About the Author 
R. D. Rosen’s career as a writer, editor, producer, and performer spans several media and genres, but he feels sure that nothing he ever does will eclipse in influence what he did in nine seconds in 1975 : he invented the word "psychobabble."
He was born in Chicago, raised in Highland Park, Illinois, and educated at Harvard, where he was the recipient of the 1971 Academy of American Poets Award. He published his first book, a collection of essays, while still an undergraduate, then turned to writing and editing in Boston's bustling counter-cultural journalistic community, first as a feature writer, arts editor, book columnist, and restaurant reviewer for The Boston Phoenix. Lured by good friend Paul Solman to WGBH-TV's "Ten O'Clock News," his offbeat feature stories turned into a 1983 PBS comedy special, "The Generic News" (written by Rosen with Steve Atlas), in which he played all the members of a fictitious local newscast.
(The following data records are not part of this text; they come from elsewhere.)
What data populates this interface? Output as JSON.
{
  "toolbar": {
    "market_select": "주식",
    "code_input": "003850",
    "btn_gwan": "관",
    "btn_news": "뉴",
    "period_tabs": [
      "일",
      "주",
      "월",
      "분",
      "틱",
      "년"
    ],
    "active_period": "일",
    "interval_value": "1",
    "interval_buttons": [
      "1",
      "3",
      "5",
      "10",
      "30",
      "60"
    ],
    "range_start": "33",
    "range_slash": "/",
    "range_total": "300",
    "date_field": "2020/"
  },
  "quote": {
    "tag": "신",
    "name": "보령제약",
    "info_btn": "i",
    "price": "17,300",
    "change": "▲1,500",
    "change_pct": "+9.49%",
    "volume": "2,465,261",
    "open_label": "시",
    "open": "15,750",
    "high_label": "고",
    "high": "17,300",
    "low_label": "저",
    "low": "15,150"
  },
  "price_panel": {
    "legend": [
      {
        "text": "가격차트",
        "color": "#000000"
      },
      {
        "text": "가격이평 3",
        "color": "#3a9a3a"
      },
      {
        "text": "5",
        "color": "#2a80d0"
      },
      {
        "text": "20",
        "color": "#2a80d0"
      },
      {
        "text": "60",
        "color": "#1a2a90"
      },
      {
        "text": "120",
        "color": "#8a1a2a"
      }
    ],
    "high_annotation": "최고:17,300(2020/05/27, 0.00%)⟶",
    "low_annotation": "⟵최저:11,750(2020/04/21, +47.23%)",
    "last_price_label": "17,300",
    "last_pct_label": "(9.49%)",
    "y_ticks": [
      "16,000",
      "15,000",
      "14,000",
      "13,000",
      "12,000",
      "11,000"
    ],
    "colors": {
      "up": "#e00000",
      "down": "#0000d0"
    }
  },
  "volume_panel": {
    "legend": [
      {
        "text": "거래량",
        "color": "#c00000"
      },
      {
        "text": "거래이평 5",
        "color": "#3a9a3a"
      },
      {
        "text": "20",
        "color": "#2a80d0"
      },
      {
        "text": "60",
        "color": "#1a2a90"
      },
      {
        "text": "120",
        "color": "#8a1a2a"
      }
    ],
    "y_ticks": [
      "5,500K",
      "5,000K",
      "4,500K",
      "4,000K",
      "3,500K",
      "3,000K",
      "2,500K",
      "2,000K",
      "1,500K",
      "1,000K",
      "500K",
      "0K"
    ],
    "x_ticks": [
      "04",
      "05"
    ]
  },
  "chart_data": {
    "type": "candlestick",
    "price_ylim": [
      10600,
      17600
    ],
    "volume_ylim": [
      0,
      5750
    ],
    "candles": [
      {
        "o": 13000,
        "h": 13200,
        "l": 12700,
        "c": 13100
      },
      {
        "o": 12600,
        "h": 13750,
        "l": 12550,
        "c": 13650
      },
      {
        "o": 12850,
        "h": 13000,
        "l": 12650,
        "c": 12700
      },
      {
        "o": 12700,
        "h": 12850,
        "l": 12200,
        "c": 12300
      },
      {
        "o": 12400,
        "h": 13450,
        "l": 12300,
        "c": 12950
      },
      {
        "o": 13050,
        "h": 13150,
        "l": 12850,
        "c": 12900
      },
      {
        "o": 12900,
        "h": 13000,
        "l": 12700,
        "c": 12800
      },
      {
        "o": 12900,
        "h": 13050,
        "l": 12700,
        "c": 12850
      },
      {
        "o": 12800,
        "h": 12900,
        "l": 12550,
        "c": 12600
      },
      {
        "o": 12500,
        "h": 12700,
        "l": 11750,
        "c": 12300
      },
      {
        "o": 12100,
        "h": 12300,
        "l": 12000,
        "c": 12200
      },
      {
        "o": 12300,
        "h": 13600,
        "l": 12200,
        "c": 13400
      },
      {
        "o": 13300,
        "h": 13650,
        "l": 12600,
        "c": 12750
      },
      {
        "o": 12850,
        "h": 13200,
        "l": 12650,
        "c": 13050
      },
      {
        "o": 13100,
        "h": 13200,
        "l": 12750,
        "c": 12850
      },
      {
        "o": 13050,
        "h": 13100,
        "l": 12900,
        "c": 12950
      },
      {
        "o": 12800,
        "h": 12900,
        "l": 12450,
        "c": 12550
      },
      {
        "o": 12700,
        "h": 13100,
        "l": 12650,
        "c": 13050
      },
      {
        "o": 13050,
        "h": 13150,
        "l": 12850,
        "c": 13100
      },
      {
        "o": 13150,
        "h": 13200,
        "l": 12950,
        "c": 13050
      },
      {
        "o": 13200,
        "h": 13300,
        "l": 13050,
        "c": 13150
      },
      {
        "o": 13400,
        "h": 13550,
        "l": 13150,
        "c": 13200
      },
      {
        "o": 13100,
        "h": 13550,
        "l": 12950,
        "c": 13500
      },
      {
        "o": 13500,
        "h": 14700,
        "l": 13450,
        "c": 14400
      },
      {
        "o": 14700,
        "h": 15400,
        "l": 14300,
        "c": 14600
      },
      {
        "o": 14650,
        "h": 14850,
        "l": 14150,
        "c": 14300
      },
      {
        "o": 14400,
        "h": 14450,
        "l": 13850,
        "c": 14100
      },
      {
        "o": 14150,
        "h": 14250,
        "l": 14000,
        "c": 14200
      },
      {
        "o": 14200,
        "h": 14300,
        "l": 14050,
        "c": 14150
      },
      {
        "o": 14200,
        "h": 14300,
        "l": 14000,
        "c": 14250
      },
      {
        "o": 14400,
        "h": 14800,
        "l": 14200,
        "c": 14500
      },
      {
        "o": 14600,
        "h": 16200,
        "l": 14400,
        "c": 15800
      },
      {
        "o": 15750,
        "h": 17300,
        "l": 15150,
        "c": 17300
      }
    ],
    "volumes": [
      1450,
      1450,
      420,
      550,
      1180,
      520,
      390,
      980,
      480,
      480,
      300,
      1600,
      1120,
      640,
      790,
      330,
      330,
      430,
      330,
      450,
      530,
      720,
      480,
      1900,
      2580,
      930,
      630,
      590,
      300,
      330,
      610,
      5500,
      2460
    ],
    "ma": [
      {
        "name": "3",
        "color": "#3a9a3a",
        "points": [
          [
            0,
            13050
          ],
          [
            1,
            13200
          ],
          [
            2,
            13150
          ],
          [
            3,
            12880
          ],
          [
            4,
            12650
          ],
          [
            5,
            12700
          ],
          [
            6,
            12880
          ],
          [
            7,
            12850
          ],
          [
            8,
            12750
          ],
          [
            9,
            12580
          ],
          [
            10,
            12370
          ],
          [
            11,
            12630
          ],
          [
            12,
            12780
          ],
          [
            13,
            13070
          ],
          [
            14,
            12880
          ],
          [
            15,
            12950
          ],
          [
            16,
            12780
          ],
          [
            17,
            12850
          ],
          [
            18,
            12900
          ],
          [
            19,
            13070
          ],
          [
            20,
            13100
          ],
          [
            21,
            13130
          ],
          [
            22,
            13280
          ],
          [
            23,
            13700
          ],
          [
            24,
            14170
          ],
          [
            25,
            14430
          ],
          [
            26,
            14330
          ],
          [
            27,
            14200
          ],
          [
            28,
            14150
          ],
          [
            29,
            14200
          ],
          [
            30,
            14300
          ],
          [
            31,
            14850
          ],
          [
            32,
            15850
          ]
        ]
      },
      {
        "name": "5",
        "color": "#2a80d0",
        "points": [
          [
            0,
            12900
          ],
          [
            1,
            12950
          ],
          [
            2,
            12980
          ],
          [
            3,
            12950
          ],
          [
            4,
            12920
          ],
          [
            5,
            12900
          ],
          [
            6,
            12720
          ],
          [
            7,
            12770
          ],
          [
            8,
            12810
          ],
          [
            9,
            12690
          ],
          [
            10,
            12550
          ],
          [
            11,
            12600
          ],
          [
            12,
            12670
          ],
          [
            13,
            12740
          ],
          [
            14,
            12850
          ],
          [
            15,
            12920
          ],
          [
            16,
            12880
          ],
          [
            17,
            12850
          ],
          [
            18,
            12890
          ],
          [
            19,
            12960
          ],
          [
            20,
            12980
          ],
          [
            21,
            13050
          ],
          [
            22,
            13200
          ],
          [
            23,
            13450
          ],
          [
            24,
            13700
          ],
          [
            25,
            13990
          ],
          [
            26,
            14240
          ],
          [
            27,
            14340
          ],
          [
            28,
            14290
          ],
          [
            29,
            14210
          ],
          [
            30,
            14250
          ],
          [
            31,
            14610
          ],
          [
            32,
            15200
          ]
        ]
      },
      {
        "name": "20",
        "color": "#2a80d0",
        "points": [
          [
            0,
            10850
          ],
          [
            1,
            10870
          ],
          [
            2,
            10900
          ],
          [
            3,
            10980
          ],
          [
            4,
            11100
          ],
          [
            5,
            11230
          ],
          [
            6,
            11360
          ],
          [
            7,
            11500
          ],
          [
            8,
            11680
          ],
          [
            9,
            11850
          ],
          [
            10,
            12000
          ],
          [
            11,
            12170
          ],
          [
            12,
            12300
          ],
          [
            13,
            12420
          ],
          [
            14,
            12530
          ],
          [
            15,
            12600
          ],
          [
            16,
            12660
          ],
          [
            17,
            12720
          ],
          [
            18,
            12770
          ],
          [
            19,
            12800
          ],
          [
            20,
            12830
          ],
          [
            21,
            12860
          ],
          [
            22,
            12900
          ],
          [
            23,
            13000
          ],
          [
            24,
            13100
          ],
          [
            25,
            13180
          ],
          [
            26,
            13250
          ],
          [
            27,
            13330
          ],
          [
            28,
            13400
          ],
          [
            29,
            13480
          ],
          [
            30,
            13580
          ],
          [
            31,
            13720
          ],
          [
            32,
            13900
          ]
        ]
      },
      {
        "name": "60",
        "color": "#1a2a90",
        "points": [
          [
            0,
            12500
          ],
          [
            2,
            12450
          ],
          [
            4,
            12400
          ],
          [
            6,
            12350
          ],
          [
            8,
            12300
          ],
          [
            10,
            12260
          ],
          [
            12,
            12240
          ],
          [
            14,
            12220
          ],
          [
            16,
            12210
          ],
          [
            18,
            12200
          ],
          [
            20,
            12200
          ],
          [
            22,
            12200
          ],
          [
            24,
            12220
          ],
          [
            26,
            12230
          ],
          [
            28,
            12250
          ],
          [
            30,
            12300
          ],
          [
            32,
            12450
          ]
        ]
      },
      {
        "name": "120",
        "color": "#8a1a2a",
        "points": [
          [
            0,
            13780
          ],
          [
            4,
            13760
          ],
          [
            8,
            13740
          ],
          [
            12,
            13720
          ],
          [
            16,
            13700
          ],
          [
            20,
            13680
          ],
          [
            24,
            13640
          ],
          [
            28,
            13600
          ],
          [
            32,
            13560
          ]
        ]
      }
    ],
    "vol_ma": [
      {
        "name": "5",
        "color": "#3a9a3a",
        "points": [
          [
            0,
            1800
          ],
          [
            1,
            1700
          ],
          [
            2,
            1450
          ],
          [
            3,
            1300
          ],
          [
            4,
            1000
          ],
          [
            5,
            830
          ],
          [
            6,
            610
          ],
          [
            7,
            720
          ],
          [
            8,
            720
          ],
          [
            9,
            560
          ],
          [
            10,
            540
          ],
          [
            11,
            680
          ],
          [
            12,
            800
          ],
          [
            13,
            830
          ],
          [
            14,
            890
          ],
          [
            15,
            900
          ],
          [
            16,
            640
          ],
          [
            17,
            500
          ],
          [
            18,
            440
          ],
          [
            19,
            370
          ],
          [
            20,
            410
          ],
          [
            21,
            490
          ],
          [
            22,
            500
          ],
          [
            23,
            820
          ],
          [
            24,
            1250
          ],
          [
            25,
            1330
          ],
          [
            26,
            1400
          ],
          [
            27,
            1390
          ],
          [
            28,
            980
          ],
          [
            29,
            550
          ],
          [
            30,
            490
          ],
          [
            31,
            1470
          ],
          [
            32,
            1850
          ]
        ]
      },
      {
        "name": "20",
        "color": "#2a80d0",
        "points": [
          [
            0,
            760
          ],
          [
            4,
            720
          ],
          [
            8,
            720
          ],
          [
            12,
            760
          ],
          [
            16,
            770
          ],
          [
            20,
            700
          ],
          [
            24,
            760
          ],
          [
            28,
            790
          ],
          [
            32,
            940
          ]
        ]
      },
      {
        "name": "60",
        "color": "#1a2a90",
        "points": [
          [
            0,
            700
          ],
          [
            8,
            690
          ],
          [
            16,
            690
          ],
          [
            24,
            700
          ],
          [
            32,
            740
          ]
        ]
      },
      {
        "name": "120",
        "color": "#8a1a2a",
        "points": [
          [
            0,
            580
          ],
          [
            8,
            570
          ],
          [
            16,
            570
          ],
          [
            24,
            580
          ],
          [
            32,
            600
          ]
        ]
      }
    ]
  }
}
By this time, Rosen had tried his hand at mystery novel writing and his first effort, Strike Three You're Dead, starring major league outfielder-turned-detective Harvey Blissberg, won the Edgar Allan Poe Award for Best First Novel in 1985, and was followed by four other Blissberg mysteries.
Between mysteries, Rosen continued to work in television, as a writer for "Saturday Night Live" (a tenure so short-lived as to now be invisible, although very occasional residual checks attest to its reality), and as a satirical correspondent for HBO's "Not Necessarily The News" and the PBS magazine show "Edge." He was also a producer and writer for the CBS-TV News Division for several years and was a senior editor at Workman Publishing in New York, where he created and coauthored the bestselling series of humor books that contains Bad Cat, Bad Dog, Bad Baby, and Bad President.
Rosen lives in New York City, has two daughters, and is married to film casting director Ellen Lewis.